I minori stranieri nati in Italia o che hanno fatto tutto il percorso
scolastico e formativo in Italia sono detti di
“seconda generazione”.
I minori
stranieri nati in Italia
La legge 5 febbraio 1992, n. 91 (nuove norme sulla cittadinanza) e le
relative e successive modifiche ed integrazioni, sebbene abbia recepito alcune innovazioni per gli stranieri in merito alla
concessione di cittadinanza, di fatto mantiene l’impostazione basata sullo jus sanguinis.
I bambini nati in Italia da entrambi i genitori
stranieri non sono cittadini italiani, lo diventeranno, avendo soggiornato
legalmente mantenendo la residenza ininterrottamente fino al compimento della
maggiore età. Tale richiesta va fatta entro un anno dal compimento della
maggiore età.
Lo jus soli è previsto solo per i figli di
genitori ignoti o apolidi o per i figli che non seguono la cittadinanza dei
genitori secondo la legge dello Stato a cui appartengono.
L’unica possibilità per un minore straniero di diventare cittadino italiano prima dei 18 anni è che il genitore diventi
cittadino italiano e quindi possa trasmettere la cittadinanza al figlio se
convivente.
I minori stranieri, quindi, anche se nati in Italia seguono la condizione
dei genitori in merito al permesso di soggiorno e in caso di espulsione
seguono il genitore.
La condizione giuridica è ben diversa, per esempio, per i figli di una
coppia in cui uno dei genitori è italiano; infatti, come abbiamo visto, questi
ultimi secondo il principio dello jus sanguinis sono italiani a tutti gli effetti.
Questa condizione tuttavia non esclude che entrambi siano
accomunati dalle stesse problematiche derivanti dall’appartenere a due culture,
dall’avere in qualche modo una duplice identità.
Tra i bimbi nati da coppie miste possiamo distinguere bambini che, pur
avendo un genitore straniero, possono facilmente includersi nel gruppo
maggioritario perché somaticamente invisibili, mentre
altri, per il colore della pelle, anche se italiani, sono considerati
stranieri. Il colore della pelle continua ad essere una variabile
discriminatoria che non favorisce i processi di integrazione,
resi più difficili dai pregiudizi e dagli stereotipi, da ciò che appare,
piuttosto che dall’appartenenza etnica delle persone.
Molti bambini stranieri nati in Italia, in particolare tra i filippini e i
cinesi, sono costretti a vivere l’esperienza del distacco precoce dalla mamma.
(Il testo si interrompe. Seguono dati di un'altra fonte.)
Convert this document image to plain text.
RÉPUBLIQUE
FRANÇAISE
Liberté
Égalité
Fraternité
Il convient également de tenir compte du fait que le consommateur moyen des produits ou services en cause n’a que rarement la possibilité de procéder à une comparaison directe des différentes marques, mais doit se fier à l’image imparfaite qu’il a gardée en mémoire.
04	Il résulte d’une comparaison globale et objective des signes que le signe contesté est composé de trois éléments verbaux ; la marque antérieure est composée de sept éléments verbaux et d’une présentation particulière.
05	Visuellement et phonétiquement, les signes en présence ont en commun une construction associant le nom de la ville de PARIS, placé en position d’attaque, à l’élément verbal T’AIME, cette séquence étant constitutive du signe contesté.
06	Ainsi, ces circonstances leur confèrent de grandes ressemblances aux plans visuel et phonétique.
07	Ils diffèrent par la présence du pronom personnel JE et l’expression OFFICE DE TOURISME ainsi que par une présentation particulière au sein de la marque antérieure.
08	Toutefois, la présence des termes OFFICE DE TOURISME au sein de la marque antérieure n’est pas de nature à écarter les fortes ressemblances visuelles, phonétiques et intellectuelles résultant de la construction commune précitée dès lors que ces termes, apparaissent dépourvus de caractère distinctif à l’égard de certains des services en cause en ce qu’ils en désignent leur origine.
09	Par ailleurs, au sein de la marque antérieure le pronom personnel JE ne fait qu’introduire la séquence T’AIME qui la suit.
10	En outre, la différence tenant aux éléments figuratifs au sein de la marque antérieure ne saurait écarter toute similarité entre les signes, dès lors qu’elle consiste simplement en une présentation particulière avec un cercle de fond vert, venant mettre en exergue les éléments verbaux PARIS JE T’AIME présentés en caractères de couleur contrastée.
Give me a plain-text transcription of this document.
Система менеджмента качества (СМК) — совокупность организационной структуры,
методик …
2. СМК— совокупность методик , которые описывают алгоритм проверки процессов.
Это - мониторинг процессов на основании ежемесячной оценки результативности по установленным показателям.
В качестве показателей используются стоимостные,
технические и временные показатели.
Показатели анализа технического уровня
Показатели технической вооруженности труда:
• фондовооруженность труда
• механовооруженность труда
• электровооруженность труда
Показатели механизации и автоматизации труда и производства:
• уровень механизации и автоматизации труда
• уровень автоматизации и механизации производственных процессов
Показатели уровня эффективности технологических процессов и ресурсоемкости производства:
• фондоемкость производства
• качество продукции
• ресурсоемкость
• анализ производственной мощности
I
genitori, per motivi legati al lavoro e per la mancanza della famiglia
allargata, rimandano nei paesi d’origine i loro bambini, affidandoli alle cure
dei nonni o degli zii per poi riportarli in Italia verso i 5/6 anni facendo
loro nuovamente ripercorrere l’esperienza del distacco affettivo da persone per
loro significative.
Ci sono, in conclusione, i bimbi stranieri con famiglie monoparentali, costituite prevalentemente da madri
senza partner, molto spesso irregolari, senza risorse abitative ed economiche o
costrette nella tratta e nella prostituzione. Altre, poiché impegnate nei
lavori di cura (colf, assistenza anziani), spesso si trovano in grande difficoltà nell’accudire il proprio figlio, perché
non hanno reti parentali o di sostegno che le supportino. Per alcuni di questi
casi, in presenza di gravi situazioni di pregiudizio
e/o inadeguatezza genitoriale, si rende necessario
sollecitare l’intervento del Tribunale per i minorenni e ricorrere o a inserimenti
in strutture residenziali (comunità per mamma e bambino) o nei casi più gravi
all’allontanamento del bambino.
I minori
stranieri ricongiunti
Abbiamo visto come l’immigrazione sia ormai un
fatto strutturale delle nostre città, dei nostri quartieri, alcuni dei quali
sono la rappresentazione della multietnicità.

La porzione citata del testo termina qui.